Güncelleme Tarihi:
Tam da bugün öğle saatlerinde sokağımın aşağısında birisi bu cümleyi kurdu: Ama iznimiz var!
İzin aldığı şey, sokaktaki kaç yıllık ağaçları budama, daha doğrusu kuşa çevirme görevi.
Beyoğlu Belediyesi'nden izin aldığını söylüyordu bu kişi. Ve Park ve Bahçeler Müdürlüğü'nde çalıştığını...
İsmini sordum, yanıt vermedi. Kafasındaki şapkaya istinaden, "Şapkalı adam dersiniz, onlar beni bilir" dedi.
Şapkalı adam konuşmasına şöyle devam etti:
"Civardaki komşular istemiş bu kesimi. Hem bu ağacı onlar dikmiş".
Vatandaş hem dikiyor hem de kafasına göre kuşa çevirtiyor ağacı yani, oldu!
Vatandaşın kesimi ne için istediği belli: Ağaçların dalları manzaralarını kapattığı için!
Az ötede bir tane de incir ağacı var, onu tamamen kesiyor şapkalı adam ve ekibi.
Şapkalı adam bu kez tuhaf bir açıklama yapıyor:
"E ne demişler, ocağıma incir ağacı ekme. Bu ağacın kökleri bu apartmanın kanalizasyon borularını tehdit ediyormuş, apartman halkı istedi, biz de kesiyoruz".

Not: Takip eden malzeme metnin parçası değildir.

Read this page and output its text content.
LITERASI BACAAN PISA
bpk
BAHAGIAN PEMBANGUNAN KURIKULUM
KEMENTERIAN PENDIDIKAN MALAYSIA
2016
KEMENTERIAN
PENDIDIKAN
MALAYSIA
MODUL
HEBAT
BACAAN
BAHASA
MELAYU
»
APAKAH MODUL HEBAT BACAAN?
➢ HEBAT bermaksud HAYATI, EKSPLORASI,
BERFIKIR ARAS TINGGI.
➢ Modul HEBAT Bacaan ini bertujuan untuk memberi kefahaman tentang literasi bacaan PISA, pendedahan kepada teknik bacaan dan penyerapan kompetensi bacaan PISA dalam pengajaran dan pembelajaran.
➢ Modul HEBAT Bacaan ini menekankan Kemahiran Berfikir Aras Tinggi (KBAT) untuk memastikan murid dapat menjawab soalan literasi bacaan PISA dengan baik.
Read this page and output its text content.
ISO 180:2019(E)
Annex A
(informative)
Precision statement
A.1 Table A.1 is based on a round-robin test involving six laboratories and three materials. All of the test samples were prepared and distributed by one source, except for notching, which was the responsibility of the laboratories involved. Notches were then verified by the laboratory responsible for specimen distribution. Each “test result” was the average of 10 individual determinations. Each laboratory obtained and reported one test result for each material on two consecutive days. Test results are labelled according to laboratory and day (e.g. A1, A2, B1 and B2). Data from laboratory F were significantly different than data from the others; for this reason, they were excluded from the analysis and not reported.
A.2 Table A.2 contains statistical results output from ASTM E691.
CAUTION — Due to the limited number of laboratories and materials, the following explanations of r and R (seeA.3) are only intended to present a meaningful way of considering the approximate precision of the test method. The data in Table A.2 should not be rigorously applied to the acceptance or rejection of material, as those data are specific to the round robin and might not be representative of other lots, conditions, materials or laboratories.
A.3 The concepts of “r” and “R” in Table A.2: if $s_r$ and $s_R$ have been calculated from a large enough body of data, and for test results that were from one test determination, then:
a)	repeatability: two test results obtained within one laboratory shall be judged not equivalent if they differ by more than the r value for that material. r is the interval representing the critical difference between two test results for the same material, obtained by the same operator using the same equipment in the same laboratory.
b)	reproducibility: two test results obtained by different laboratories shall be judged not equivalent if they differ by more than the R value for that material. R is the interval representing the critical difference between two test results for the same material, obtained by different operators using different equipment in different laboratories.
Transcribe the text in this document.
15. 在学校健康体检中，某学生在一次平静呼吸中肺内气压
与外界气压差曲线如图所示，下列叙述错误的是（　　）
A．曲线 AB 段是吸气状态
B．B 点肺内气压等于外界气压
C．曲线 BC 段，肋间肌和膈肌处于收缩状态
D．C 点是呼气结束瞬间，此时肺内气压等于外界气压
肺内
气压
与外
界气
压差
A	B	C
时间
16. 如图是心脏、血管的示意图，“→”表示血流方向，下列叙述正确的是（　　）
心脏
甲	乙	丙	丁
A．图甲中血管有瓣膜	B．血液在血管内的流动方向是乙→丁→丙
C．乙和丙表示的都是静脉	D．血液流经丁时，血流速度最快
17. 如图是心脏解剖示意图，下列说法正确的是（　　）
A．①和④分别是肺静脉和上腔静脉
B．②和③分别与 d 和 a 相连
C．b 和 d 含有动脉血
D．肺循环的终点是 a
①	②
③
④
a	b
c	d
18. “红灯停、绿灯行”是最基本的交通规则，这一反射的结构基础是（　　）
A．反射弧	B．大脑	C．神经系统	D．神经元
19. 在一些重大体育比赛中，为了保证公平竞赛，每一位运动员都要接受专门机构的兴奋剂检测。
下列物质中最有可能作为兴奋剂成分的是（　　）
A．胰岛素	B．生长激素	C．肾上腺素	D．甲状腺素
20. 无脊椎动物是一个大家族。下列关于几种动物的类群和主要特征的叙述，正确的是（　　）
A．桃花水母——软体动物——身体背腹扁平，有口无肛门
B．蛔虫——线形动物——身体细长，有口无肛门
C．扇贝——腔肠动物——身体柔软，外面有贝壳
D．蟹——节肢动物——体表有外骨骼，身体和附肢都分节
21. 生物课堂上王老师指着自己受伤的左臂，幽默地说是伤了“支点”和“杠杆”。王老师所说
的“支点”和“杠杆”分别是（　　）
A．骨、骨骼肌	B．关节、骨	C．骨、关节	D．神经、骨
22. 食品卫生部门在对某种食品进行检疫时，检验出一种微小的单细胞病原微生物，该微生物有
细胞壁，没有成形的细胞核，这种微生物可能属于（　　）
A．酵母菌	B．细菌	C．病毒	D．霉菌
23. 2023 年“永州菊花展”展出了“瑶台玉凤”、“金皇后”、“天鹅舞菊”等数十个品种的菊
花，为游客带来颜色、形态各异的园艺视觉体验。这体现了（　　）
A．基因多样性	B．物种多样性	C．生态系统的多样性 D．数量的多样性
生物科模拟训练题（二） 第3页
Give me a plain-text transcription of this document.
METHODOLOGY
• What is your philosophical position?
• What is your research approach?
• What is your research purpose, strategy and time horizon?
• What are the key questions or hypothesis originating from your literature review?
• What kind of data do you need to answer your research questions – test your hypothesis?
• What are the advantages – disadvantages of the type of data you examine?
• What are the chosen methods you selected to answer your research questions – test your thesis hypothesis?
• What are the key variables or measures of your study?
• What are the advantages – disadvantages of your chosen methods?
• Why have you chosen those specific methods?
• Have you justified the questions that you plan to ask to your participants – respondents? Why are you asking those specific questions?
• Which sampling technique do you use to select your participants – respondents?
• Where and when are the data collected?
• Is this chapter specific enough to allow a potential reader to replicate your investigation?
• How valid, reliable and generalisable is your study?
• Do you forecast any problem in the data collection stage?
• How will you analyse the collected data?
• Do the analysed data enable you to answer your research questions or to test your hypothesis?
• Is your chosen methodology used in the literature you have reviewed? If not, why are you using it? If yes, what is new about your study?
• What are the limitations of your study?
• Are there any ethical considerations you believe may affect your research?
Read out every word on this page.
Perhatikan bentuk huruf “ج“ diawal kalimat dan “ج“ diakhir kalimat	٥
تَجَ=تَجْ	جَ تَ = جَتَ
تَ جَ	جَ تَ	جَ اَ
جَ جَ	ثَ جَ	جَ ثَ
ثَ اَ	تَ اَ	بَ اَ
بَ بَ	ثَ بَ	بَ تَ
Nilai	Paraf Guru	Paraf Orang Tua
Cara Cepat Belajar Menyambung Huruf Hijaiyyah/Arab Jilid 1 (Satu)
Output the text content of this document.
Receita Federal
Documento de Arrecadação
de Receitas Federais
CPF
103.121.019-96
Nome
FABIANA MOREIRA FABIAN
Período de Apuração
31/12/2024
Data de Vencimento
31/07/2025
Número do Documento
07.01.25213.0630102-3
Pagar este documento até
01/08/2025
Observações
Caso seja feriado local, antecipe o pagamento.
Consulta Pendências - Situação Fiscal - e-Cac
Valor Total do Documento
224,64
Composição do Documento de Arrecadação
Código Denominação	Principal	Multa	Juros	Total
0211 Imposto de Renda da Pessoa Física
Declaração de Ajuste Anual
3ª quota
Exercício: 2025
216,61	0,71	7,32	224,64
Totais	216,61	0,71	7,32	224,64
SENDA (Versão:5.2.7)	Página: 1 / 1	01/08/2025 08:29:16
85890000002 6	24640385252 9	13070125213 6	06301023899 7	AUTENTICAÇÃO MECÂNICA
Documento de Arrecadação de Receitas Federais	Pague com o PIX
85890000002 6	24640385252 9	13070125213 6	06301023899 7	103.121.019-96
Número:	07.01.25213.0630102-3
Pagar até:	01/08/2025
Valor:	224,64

Bir sürü soru takılıyor kafama:
1. Mahalledeki ağaçların sahibi kimdir? Topluca hepimizin değil midir? Yoksa yirmi yıl önce o ağacı dikmiş olan kişi ağaç hakkında her türlü hakka sahip midir?
2. Belediye elemanları kendisine yapılan işlemle ilgili soru soran vatandaşa, sadece "İznimiz var" demekle yetinmeli midir? Hani izin kağıdın? Resmi belgen?
3. Ağaç budamakla kuşa çevirmek arasındaki ince çizgi nerede başlar, nerede biter? "Bu ağaç önümü kapıyor" diyen mahalleli aynı hassasiyeti "Bu apartman önümü kapatıyor, yıktırın, budayın" diyebilmekte midir?